Five Cool-Looking Concept Cars That Turned Sour When They Reached Production
The name is the only thing these design studies and production cars have in common
People who work in the automotive media don't get hyped up over concept cars as much as they used to and there's a good reason for that.
Most design studies never get to the assembly line, and some would argue that's normal as the very notion of concept car has nothing to do with a production vehicle. It's purely aimed at fueling the dreams of car enthusiasts and showcasing design solutions as well as technologies of the future.
Still, over the past two or three decades automakers have developed a habit of showcasing concept cars that more or less preview production models. Except that, sometimes, that doesn't really happen. As you are about to see, the following concepts and production models have very few things in common except their shared names.
#5 Chevrolet Volt
The 2007 Detroit Auto Show marked the debut of Chevrolet's Volt Concept, a sleek-looking design study that was announced as the first-ever series plug-in hybrid concept car unveiled by a major carmaker. The car's very short overhangs, low stance, and dramatic proportions would have made it a head-turner on any street in the world. Sadly, neither the beautifully-sculpted exterior with striking details nor the futuristic four-seat interior made it to the production line.
The road-going Volt debuted in December 2010 bearing only a slight resemblance to the concept vehicle. Well, at least the plug-in hybrid powertrain made it to production without significant changes.
#4 Dacia Duster
The Dacia Duster Concept that debuted at the 2009 Geneva Motor Show came out of nowhere. It was the Romanian brand's first concept car (in the truest sense of the word) of the Renault era. It featured wild details like asymmetrical doors (two suicide doors on the right side, one conventional door on the left side), sleek headlights extending all the way to the front doors, an upright rear end, and a variable seating capacity. It could transform from a four-seater into a two-seater with extra cargo volume.
Needless to say, the only things that carried over to the utilitarian production car are the name and the 1.5-liter dCi turbodiesel powertrain.
#3 Pontiac GTO
At the 1999 Detroit Auto Show, Pontiac reignited the muscle car flame with the GTO Concept, a wild-looking design study whose sole purpose seems to have been to shock brand aficionados. An homage to one of the greatest muscle cars ever made, the GTO Concept combined modern styling with retro cues in a package that you either loved or hated.
As aggressive as the study looked, the production version that followed five years later didn't inherit anything from it bar the name. The 2004 Pontiac GTO was, in reality, a rounded, rebadged Holden Monaro.
#2 Renault Captur
Back in 2011, Renault lifted the veils off this stunning design study called Captur. It captured the imagination of Renault fans everywhere, with the question on everyone's lips being when would the French automaker bring it to production. The answer came two years later, but it was not what they expected.

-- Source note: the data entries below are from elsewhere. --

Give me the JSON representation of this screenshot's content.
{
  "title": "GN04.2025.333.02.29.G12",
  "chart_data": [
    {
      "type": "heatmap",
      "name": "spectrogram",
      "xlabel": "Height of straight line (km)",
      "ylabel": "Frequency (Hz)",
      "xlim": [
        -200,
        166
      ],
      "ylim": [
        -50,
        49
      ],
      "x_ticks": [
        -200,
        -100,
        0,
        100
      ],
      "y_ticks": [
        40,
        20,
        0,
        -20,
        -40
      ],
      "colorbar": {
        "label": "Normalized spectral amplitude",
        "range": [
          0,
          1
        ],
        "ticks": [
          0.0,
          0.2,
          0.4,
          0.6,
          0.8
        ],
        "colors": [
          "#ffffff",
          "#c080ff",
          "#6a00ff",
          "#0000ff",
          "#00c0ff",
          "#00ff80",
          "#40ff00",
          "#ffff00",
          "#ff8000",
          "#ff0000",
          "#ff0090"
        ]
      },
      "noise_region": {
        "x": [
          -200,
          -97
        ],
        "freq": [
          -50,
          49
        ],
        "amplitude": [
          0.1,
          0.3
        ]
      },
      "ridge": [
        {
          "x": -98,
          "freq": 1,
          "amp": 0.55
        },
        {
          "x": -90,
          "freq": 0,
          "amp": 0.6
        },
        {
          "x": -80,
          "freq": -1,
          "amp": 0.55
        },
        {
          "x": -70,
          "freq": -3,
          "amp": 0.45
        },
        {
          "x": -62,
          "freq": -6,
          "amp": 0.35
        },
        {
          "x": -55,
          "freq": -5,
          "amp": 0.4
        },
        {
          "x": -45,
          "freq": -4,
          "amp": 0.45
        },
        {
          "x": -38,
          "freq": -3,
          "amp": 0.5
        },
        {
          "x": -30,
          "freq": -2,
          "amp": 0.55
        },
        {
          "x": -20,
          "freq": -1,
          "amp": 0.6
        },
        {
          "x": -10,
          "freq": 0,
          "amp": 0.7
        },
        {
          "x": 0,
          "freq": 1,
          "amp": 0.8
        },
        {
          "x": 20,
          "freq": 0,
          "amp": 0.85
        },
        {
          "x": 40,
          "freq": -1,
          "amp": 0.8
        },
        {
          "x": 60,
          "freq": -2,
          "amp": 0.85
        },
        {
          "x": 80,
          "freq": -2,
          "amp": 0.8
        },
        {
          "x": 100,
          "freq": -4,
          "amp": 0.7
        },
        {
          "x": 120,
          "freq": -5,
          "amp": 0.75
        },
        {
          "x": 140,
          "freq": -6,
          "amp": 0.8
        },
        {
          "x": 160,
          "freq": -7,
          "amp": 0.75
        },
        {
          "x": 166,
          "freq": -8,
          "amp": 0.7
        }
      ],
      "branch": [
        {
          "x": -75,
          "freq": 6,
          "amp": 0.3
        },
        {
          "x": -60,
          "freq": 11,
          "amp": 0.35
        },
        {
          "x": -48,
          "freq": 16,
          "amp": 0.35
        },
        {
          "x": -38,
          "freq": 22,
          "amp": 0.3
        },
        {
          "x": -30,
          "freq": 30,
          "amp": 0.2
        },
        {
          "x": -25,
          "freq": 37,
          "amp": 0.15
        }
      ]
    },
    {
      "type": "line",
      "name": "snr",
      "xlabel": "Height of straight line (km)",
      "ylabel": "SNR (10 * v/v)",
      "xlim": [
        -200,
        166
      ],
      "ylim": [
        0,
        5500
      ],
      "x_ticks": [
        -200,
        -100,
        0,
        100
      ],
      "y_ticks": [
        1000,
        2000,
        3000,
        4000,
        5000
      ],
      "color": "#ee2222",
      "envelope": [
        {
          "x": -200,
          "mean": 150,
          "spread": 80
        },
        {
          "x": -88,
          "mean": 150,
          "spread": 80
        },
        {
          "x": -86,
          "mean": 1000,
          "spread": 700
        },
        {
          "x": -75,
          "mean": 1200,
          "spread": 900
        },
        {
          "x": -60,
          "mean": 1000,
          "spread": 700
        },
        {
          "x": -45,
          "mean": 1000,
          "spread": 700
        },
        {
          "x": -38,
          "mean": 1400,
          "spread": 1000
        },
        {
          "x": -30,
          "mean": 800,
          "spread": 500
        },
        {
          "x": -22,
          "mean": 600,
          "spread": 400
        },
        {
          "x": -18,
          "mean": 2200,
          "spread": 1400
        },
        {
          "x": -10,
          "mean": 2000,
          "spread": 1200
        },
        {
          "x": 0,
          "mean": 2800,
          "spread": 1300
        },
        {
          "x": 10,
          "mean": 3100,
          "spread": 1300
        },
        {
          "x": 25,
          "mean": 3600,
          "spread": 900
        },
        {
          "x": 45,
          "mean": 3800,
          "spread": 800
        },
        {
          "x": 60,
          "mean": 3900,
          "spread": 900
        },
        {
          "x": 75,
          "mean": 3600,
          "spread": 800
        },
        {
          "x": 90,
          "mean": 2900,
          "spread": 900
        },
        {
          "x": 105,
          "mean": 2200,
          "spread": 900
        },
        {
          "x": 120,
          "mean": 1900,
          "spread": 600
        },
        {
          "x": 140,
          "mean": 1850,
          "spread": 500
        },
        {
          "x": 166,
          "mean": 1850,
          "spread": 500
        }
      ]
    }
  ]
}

The production-spec Renault Captur is a B-segment crossover that looks nothing like the Captur concept, except some minor design cues. Sadly, the study's only purpose was to preview the brand's future design direction.
#1 Subaru WRX
The biggest disappointment when it comes to the transition from concept to production (as far as I'm concerned) involves the Subaru WRX. More specifically, the 2013 Subaru WRX Concept and the lackluster namesake production model that followed it less than three years later.
The edgy, aggressive lines and perfect proportions of the concept vehicle were replaced by a rather average-looking sedan whose only merit is that it was slightly more stylish than its predecessor — which, by the way, wasn't something difficult to achieve. The saddest thing is that the WRX Concept looked very feasible, but for some reason, the big shots at the company's headquarters in Tokyo didn't sign it off. And what a shame that is.